Hosebomber
Active Member
You're right, maybe I should have said between 5 and 24% green.... I consider .6 grams (at 24%) of biomass over 60 days to be very little.
"Many previous studies indicate that even with blue light added to red LEDs, plant growth is still better under white light. Certainly to humans, plants grown under red plus blue light appear purplish gray, and disease and disorder become difficult to diagnose (Fig. 1). One possible solution is using a small amount of green light. To test this hypothesis, Kim et al. (2004a) grew lettuce plants under red and blue LEDs with and without 5% (6 μmol·m−2·s−1) green from LEDs with both treatments at the same total PPF (136 μmol·m−2·s−1). They observed no impact on lettuce growth with all measurable characteristics such as photosynthesis rate, shoot weight, leaf area, and leaf number being the same with and without green. They followed this work with another lettuce study to determine the effects of higher levels of green light under a total PPFof 150 μmol·m−2·s−1 and an 18-h photoperiod (Kim et al., 2004b). They used red and blue LEDs with and without green fluorescence (GF) (24% green for RGB or 0% green for RB), GF alone (86% green), and CWF (51% green) and demonstrated that lettuce plants grown with RGB had higher fresh and dry weights and greater leaf area than those grown with CWF or RB alone. Plants grown under GF had the least biomass of all treatments. Further work with the same system (Kim et al., 2004c) examined gS. Although lettuce grown under CWF showed greater maximal gS than under RB, RGB, or GF, dry mass accumulation was highest in the RGB treatment, indicating that gS did not limit carbon assimilation under the growth conditions provided. Additionally, the authors demonstrated that gS could be changed reversibly in response to narrow waveband light, even for plants grown under CWF (Kim et al., 2004c).Kim et al. (2006) summarized the experiments with green supplementation of red and blue LED light and concluded that light sources consisting of more than 50% green cause reductions in plant growth, whereas combinations including up to 24% green enhance growth for some species. For more information on plant responses to green light, see Folta and Maruhnich (2007)."

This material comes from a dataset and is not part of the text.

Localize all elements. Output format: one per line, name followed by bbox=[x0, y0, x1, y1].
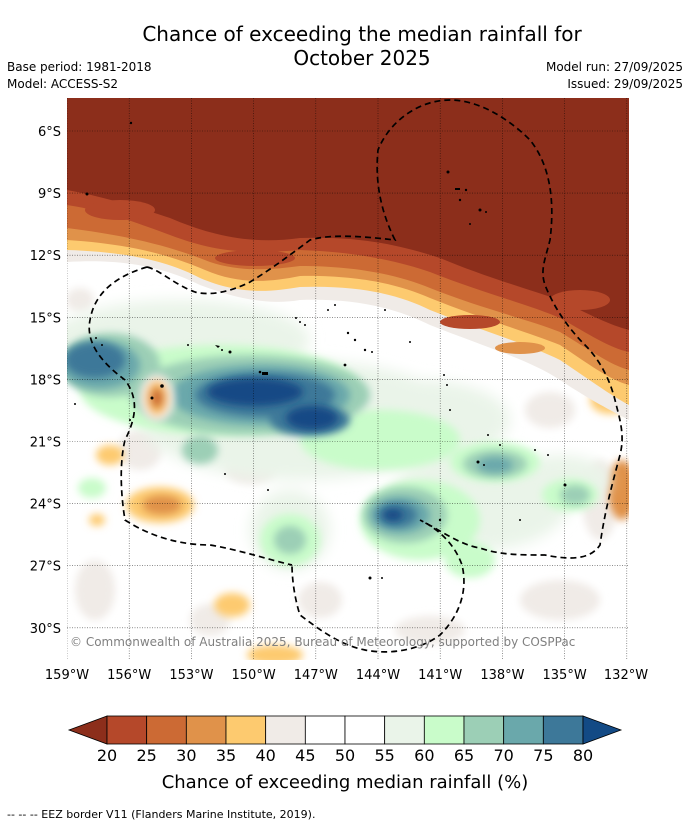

As for Heliospectra linking to that same tired ass study.... They have lost what little respect I had for them in their attempt to make a customizable controllable device. We have all read that study and know that we will never provide white light to the point of over saturation at which that deep leaf penetration with green photons will occur in a grow room. Every advocate of green lighting in LED panels will push that study (because it is the only one to ever make a claim that green light is better) every time they are questioned. I'm not saying that the use of whites to hit accessory pigments (of which some absorb in the green spectrum) isn't needed. I'm saying, after all these years I've been testing LEDs, you will never see me put a green discrete diode in one of my panels. It gives little to no return at the cost of a diode, the power it's drawing, and the space it is taking on my panel.
I'm running out of time atm and have to dig through studies, but I recall reading a few days ago that cannabis has a 4 quanta per CO2 @ 660nm. As for the action spectra stuff... absorption is what drives the action spectra and chlorophyll is not removed from the leaf to perform the action spectra, so there are other interactions occurring that are not directly involved with the absorption and action of photosynthesis that are being measured. Dr. Lee is doing some good work in this area.
As for HPS, (varies by manufacturer slightly) the initial peak is nearly always at 565nm (the very end of green start of yellow) and carries thru orange and red... never "mainly in green and yellow".